High-efficacy site-directed drug delivery system using sialyl-Lewis X conjugated liposome.

The aim of this study was to evaluate the new developed sialyl-Lewis X conjugated liposome (sLe XL) as a site-directed delivery system to activated endothelial cells in vivo using a murine experimental autoimmune uveoretinitis (EAU) model. Four types of nanoparticles were prepared using this liposome: fluorescein isothiocyanate (FITC) labeled sLe XL (F-sLe XL) and its vehicle (F-L), sLe XL containing dexamethasone (d-sLe XL) and liposome without sLe X containing dexamethasone (d-L). First, after a bolus injection of F-sLe XL or F-L into EAU mice, sequential tissue accumulation of FITC was examined by confocal laser scanning microscopy. Second, anti-E-selectin antibody, as a blocking antibody, was given intravenously to EAU mice prior to the injection of F-sLe XL in order to investigate the effect of the antibody on inhibition of the accumulation of F-sLe XL. Third, concentration of dexamethasone in several organs after the injection of d-sLe XL (total dexamethasone 2 microg) or free dexamethasone solution (1mg) was measured by radioimmunoassay.

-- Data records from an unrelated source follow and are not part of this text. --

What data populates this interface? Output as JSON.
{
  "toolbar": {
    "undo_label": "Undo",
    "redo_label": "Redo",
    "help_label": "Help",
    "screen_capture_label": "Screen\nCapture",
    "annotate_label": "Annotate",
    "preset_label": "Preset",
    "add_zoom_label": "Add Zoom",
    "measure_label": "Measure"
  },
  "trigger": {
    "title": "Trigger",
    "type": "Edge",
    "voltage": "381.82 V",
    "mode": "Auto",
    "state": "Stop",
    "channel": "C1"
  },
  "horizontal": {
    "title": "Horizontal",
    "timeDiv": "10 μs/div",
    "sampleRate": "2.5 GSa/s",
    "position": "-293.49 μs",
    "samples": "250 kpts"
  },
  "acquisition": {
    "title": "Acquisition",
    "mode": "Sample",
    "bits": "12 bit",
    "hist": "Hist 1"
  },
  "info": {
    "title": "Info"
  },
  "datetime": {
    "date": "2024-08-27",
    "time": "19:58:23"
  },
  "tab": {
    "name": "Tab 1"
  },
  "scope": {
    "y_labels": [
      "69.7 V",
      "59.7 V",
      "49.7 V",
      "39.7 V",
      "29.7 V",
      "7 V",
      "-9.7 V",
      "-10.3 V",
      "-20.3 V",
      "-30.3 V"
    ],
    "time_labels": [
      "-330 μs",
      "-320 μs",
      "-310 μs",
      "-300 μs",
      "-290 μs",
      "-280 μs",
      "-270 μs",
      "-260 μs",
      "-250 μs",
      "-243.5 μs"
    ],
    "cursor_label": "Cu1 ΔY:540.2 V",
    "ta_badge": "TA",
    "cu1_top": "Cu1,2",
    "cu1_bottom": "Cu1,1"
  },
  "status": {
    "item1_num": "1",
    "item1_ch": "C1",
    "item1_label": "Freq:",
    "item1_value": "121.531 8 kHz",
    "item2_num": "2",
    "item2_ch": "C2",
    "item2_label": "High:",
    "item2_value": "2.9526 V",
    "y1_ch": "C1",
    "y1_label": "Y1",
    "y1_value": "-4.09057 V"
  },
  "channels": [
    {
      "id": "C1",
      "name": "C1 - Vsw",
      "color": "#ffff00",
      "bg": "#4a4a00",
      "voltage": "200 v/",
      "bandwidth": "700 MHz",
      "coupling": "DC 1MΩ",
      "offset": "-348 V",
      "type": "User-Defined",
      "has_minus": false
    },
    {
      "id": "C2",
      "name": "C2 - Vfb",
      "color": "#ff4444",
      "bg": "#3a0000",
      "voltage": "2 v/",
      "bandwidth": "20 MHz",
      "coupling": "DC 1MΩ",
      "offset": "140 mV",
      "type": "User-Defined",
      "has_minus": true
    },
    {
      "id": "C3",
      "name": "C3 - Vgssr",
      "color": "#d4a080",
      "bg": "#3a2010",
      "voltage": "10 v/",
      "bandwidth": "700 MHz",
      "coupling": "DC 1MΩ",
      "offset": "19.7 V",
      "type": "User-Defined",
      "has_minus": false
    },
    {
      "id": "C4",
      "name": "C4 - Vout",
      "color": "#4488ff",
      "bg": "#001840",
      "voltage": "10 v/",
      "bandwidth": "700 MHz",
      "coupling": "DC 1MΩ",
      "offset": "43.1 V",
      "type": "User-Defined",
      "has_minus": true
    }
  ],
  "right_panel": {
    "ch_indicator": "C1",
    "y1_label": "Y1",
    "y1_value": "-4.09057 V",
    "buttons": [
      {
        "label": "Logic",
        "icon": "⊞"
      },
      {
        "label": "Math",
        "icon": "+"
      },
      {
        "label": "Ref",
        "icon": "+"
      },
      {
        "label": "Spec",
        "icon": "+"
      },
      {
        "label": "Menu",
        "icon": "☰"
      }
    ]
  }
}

Accumulation of FITC was only observed in F-sLe XL treated EAU mice. F-sLe XL accumulated on the activated endothelial cells within 5 min; accumulation then was inhibited using anti-E-selectin antibody. The FITC color was dispersed sequentially to the entire retina. d-sLe XL showed selective targeting to the inflamed eye, where an approximately two-fold higher dexamethasone concentration was achieved compared with 1mg free dexamethasone. sLe XL can be a highly efficacious site-directed system in vivo. Using sLe XL as a vehicle for drug delivery, substantial pharmacologic effects with minimum side effects in inflammatory diseases should be achieved.